Joseph Romain Louis Kerckhoffs (Nuth, 3 September 1789 – Mechelen, 10 October 1867) was a Dutch medical doctor. He was a medical doctor in Napoleon's army and after 1815 chief physician of the Dutch military hospitals. Numerous publications have been published by him to promote (military) medicine and combat quackery.

==Biography==
Kerckhoffs was born in Grijzegrubben, Nuth, as the son of Joannes Franciscus Carolus Kerckhoffs, alderman, mayor and surgeon in Nuth. After being homeschooled by the Jesuit /home teacher Ceurvorst, he left for Heidelberg at the age of 16 to study law at the insistence of his parents, but Kerckhoffs chose to study medicine instead, obtaining his doctorate in 1811. On 23 January 1814 Kerckhoffs married Gregorine Chapuis in Maastricht, with whom he had a son in 1817: Eugène. In the 1810s and 1820s he served in the French and Dutch armies. He lived the last years of his life with his son in Mechelen, where he died in 1867 at the age of 78.

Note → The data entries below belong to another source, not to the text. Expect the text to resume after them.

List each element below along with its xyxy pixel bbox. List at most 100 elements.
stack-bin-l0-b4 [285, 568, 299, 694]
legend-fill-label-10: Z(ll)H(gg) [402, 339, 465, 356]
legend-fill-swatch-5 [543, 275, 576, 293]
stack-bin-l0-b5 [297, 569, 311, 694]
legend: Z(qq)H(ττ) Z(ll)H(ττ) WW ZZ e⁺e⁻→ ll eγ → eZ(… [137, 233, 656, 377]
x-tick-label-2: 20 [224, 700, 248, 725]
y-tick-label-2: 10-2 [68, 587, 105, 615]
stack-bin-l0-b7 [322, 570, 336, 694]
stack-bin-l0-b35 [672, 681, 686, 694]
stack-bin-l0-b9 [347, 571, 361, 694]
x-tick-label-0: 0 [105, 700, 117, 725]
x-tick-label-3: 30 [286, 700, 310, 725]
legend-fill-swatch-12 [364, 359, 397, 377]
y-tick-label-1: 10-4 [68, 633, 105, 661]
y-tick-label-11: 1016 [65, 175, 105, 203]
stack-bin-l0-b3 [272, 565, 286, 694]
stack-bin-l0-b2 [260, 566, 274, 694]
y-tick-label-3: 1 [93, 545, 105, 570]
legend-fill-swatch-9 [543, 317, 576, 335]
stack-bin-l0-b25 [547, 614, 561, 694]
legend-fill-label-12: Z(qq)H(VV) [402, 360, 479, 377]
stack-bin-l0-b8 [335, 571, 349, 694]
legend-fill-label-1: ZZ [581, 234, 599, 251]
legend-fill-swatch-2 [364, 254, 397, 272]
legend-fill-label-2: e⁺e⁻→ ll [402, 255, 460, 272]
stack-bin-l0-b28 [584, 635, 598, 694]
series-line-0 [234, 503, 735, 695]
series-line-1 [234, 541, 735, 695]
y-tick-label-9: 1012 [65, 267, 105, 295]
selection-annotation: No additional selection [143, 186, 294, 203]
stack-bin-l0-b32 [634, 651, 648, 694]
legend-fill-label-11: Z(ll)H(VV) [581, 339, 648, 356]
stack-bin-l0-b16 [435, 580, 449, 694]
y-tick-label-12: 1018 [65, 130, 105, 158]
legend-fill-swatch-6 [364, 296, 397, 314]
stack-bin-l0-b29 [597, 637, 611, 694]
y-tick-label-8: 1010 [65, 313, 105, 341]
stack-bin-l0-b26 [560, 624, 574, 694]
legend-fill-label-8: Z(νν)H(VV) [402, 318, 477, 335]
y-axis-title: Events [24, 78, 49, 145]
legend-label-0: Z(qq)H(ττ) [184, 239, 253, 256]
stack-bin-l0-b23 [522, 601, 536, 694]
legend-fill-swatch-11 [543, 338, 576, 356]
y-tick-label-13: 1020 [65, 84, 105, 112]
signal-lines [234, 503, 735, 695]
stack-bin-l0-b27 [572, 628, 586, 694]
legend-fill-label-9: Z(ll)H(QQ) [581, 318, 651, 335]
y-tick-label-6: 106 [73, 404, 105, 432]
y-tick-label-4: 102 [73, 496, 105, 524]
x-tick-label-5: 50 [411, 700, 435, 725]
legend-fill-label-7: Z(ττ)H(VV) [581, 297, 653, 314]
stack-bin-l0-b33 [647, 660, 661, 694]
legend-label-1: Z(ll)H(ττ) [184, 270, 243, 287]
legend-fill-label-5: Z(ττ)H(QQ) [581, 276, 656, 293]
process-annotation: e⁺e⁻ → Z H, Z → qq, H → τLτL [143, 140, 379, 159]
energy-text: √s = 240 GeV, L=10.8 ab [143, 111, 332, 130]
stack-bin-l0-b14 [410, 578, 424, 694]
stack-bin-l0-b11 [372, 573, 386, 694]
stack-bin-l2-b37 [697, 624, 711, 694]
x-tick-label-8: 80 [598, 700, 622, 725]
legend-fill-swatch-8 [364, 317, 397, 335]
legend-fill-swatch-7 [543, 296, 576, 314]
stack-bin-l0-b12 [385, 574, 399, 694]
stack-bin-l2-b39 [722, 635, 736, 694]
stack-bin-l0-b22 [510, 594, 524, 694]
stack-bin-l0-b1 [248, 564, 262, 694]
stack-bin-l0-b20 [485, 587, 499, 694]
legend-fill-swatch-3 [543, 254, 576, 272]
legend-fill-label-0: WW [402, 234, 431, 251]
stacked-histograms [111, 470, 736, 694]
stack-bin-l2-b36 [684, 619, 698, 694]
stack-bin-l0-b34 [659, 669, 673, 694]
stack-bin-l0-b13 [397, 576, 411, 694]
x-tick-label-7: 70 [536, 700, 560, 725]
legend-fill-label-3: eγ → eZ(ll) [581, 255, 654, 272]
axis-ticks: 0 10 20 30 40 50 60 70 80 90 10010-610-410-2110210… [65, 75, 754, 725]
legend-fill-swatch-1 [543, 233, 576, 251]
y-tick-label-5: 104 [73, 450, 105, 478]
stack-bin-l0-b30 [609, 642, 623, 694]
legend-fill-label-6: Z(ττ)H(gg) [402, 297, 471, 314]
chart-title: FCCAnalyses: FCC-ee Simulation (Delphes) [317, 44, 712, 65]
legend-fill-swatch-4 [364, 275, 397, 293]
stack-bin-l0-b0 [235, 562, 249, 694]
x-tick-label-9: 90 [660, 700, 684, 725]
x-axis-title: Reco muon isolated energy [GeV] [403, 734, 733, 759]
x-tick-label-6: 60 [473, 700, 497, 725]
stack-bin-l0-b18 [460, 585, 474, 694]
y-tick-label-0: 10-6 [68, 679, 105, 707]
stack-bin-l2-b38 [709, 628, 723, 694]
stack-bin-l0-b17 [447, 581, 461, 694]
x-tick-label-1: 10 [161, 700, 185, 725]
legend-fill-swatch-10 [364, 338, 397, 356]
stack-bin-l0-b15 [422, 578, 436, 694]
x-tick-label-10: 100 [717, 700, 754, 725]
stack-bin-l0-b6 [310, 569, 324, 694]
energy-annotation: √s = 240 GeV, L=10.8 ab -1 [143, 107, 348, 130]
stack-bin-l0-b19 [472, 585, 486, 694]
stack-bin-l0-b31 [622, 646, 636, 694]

===Career as an army doctor===
After achieving his doctoral degree in 1811, Kerckhoffs was assigned to the main headquarters of the French army and took part in the Napoleonic campaigns. In 1812 he was assigned to the Headquarters of the Third Army Corps commanded by Marshal Ney and in 1813–1814 at the headquarters of the Second Army Corps under Marshal Victor, Duke of Bellune. After the fall of Napoleon, the Prussian government offered him to become chief physician of the Prussian army, but Kerckhoffs decided in 1815 to enter the service of the Netherlands in the lower rank of physician 1st class as chief of the medical service of the military hospitals in Liège, and in 1817 he was appointed officer of health and chief of the military hospitals in Antwerp. At his request, King Willem I dismissed him in 1823.

===Physician and writer===
After his career as an army doctor, Kerkchoffs focused more on health care for the underprivileged and writing medical articles. He opposed the closure of hospitals "because of the criminal economy" of King William I. At the invitation of Prince Frederik, he visited and worked in the Society of Humanitarianism in Drenthe, where he fought quackery and infectious diseases. During the cholera outbreak of 1832 in Antwerp, he mainly devoted himself to the needy class. The proceeds of his Memoirs de Cholera went to the poor.

==Personal life==
He was the uncle of fellow Nuth native cryptographer Auguste Kerckhoffs.